Dungeon Punks is the latest attempt at side-scrolling brawlers on the PS Vita and on the whole the game is a fun addition to the genre. You take a team of three to six fighters to tackle dungeons filled with all kinds of nasties, complete side quests and beat the dungeon boss, rinse and repeat.
At the beginning of the game you select one of six characters, each with their own specialities and skills; for example the red dwarf favours strong melee attacks whereas the tempest knight favours more magical attacks. Don’t worry too much about your starting character as you’ll quickly unlock the rest and can freely switch between them throughout the game. This isn’t a game about meaningful decisions so don’t expect to lose any sleep over how to upgrade your characters or which ones to unlock first.
The gameplay is straightforward enough, you move your characters through the 2D environment utilising basic attacks and skills to kill the enemies in your way. There are three of your party in battle at any one time and you can switch between any of the characters at any time. Each character has access to basic melee attacks and a small selection of spells that are specific to each character. Thankfully each character is pretty unique which helps with the variety in combat, one party member may be able to summon apparitions which freeze the enemy in place whilst another can summon forth pillars of flame in front of them. Each move has its own effects though you’ll never really feel the need to strategize which moves to utilise which is disappointing.
One of the touted features of this game is the ability to tag in your other party members to build up combos, it works easily enough a simple tap of the circle button switches in your off-screen party member, all the time a character is off screen they build up magic so they can unleash spells etc. when they jump back into action. Again there never really felt a time that switching in another character strategically benefitted me over continuing to use my current character other than for the sake of mixing it up.
Part of this comes down to how the combat feels, with only one basic attack button you won’t find yourself stringing together any fancy combos, and each attack feels slow in an almost clunky way. As such the combat just doesn’t feel as satisfying as it could, not helping this is the control scheme, not awful by any means but a little unorthodox. Movement by default is mapped to the d-pad with the left stick disabled (You can enable it in the options), attacks are on the X button and square is used to utilise magic attacks alongside a directional input. To pick items up on the battlefield you have to press the attack button which causes all kinds of frustration when you desperately need that health potion that dropped mid fight. It’s workable but definitely required adjustment.

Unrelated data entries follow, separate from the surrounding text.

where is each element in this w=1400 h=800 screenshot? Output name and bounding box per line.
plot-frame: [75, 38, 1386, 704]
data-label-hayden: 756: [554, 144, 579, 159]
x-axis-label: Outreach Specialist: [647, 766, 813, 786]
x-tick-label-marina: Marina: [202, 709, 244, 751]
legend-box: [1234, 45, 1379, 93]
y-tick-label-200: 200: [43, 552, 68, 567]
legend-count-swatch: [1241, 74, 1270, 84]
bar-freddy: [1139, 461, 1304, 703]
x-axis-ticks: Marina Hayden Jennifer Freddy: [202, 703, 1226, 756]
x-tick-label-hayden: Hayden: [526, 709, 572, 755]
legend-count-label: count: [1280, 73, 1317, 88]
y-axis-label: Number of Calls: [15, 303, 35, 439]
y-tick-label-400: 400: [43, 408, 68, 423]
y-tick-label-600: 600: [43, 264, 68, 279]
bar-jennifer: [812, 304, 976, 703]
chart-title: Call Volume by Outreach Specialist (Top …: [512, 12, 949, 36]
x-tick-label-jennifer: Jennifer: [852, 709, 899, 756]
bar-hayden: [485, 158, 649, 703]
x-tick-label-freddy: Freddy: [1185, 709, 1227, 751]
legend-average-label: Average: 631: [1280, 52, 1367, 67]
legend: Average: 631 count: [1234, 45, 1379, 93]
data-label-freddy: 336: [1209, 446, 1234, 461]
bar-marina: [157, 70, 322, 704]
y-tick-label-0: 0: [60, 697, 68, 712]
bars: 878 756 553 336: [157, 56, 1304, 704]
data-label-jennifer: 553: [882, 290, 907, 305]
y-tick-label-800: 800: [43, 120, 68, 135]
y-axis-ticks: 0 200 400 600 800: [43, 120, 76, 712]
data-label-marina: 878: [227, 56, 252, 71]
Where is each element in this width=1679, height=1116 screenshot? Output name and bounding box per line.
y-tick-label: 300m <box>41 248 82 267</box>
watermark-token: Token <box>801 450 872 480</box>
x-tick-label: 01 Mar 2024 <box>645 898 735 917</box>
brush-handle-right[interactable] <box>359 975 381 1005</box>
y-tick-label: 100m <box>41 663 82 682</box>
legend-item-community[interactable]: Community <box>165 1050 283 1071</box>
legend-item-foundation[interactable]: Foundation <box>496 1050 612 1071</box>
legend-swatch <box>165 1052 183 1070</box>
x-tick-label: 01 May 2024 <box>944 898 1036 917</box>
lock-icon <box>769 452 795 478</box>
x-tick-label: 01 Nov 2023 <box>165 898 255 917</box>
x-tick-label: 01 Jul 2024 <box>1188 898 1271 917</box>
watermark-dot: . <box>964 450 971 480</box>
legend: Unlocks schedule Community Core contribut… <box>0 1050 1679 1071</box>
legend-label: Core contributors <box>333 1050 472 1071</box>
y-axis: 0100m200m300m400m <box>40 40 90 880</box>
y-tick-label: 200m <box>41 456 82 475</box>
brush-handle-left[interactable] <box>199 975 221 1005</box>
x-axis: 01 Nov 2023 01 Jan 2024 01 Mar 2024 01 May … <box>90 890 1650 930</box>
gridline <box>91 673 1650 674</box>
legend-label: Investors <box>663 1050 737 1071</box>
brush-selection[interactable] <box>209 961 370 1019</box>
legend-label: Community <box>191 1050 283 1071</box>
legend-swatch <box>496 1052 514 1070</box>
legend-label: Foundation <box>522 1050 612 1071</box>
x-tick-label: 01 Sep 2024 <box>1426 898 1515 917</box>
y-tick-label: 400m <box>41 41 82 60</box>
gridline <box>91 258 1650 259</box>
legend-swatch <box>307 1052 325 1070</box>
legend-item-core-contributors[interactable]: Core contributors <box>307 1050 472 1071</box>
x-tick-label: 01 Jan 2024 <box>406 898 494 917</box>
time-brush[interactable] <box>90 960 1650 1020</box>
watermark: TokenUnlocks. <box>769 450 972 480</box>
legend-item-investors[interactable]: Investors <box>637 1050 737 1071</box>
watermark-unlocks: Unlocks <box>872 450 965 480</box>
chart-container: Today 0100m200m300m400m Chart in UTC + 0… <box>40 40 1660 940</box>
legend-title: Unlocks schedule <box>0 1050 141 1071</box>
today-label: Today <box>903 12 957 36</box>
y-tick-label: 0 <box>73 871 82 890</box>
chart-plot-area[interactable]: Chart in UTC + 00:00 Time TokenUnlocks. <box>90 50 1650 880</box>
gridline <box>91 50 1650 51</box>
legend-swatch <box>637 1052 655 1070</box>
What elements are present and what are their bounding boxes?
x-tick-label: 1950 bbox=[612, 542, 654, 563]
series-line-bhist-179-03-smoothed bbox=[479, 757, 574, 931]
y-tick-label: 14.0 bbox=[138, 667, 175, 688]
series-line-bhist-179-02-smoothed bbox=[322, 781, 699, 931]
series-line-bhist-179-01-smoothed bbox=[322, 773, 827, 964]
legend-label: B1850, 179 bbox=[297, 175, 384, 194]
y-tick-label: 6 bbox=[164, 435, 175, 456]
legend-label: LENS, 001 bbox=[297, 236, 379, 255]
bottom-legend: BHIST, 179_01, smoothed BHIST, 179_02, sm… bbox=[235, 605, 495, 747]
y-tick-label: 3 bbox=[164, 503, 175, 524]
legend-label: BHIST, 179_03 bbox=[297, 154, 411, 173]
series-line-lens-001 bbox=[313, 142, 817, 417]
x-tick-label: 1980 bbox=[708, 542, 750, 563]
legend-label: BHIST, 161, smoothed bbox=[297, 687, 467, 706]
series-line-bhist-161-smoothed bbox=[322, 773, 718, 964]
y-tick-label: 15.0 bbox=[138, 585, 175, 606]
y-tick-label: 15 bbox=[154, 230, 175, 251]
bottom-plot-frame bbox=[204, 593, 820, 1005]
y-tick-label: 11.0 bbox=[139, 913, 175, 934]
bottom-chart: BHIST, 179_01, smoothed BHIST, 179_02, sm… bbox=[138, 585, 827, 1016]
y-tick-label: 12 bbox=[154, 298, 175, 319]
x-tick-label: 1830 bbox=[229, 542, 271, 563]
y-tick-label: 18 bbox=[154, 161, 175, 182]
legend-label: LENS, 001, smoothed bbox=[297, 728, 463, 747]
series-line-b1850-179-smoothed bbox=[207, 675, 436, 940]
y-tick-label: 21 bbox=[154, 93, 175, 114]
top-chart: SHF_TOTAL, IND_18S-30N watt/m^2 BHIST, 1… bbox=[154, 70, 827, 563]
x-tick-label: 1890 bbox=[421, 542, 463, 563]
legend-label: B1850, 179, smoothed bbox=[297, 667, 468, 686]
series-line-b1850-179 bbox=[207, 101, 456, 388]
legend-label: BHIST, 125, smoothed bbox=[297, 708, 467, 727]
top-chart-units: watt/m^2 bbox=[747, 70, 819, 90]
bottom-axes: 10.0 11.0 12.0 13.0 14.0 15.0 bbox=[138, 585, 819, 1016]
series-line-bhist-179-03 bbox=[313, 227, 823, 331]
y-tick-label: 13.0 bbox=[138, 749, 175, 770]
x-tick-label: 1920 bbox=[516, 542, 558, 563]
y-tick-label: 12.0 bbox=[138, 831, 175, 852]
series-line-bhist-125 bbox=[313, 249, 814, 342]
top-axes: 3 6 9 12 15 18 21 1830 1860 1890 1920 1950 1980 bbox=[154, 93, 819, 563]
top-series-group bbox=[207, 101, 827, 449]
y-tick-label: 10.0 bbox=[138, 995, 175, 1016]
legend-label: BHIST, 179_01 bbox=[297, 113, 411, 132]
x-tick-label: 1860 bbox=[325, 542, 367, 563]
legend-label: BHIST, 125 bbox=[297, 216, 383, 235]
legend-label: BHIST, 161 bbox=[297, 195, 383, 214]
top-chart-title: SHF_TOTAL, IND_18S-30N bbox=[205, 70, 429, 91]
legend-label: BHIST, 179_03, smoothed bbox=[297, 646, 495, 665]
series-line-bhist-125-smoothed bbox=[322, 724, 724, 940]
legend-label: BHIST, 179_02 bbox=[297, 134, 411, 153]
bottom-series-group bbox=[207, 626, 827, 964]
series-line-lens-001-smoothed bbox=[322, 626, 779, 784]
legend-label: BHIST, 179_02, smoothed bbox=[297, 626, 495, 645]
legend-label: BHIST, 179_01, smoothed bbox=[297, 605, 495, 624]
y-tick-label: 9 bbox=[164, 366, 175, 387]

Onto the game flow, as you start each dungeon you’ll organise your party into three groups of up to two characters per group. Then you’ll fight your way through the various rooms of the dungeon filled with enemies and traps, often finding an NPC part way through that will give you a side quest – these are optional but can give you some much needed experience and gold so there’s no reason to miss them. Each dungeon will have exits throughout where you can escape if you begin running low on health, these will be used often as having your party wipeout means less experience earned, thankfully they were placed frequently enough that dungeons were not too punishing but also the game never became risk free. A dungeon is complete once you beat the boss of said dungeon, once finished you get sent back to the ship where you can buy more gear, upgrade your characters and so on. Don’t expect to clear every dungeon first time, it is expected that you’ll need to retry a dungeon with more experience and better gear so don’t be afraid to explore the level and retreat when you’re running low on health.
Upgrading your characters is relatively shallow with only a small pool of spells to unlock and upgrade in a very linear fashion. Gearing your character up offers slightly more variety in how you want your character to play though even this is limited to a few stats such as trading off attack power for speed etc. Though the RPG elements are perhaps disappointingly light they certainly help elevate the gameplay from a standard brawler.
The games visuals hold up really well on the Vita, thanks in part to the colourful palette on display here. The enemy design is varied and interesting from giant birds to weird frowny mushrooms and the environments were more than able to back it all up. My only gripes with the presentation were to do with the UI, when going through the shop text is small and it’s difficult to decipher much at a glance, mid combat UI such as the magic bar is difficult to see how close you are to being able to use a spell, again nothing major and it’s definitely workable.
I’m also going to take this chance to mention the games writing, one of my favourite parts of this game is that it doesn’t take itself seriously at all. The story is mostly humorous poking fun at these “couriers” (definitely mercenaries) who just can’t catch a break. It’s a nice break to have a game that just wants to be fun and light-hearted not getting too bogged down in trying to tell a meaningful story.
There is plenty of content for you to get through with over twelve dungeons with side-quests plus a new game plus mode for when you finish the campaign – so you’ll have plenty to get through! As a bonus for PSTV owners you can also plug in extra controllers and play co-op or even enjoy some PvP in arenas unlocked for clearing dungeons.
So in summary Dungeon Punks is a respectable entry to the RPG brawler genre. The story is fun and light hearted, with simple gameplay. While not quite excelling in depth or intriguing mechanics the game is more than competent and definitely worth your time.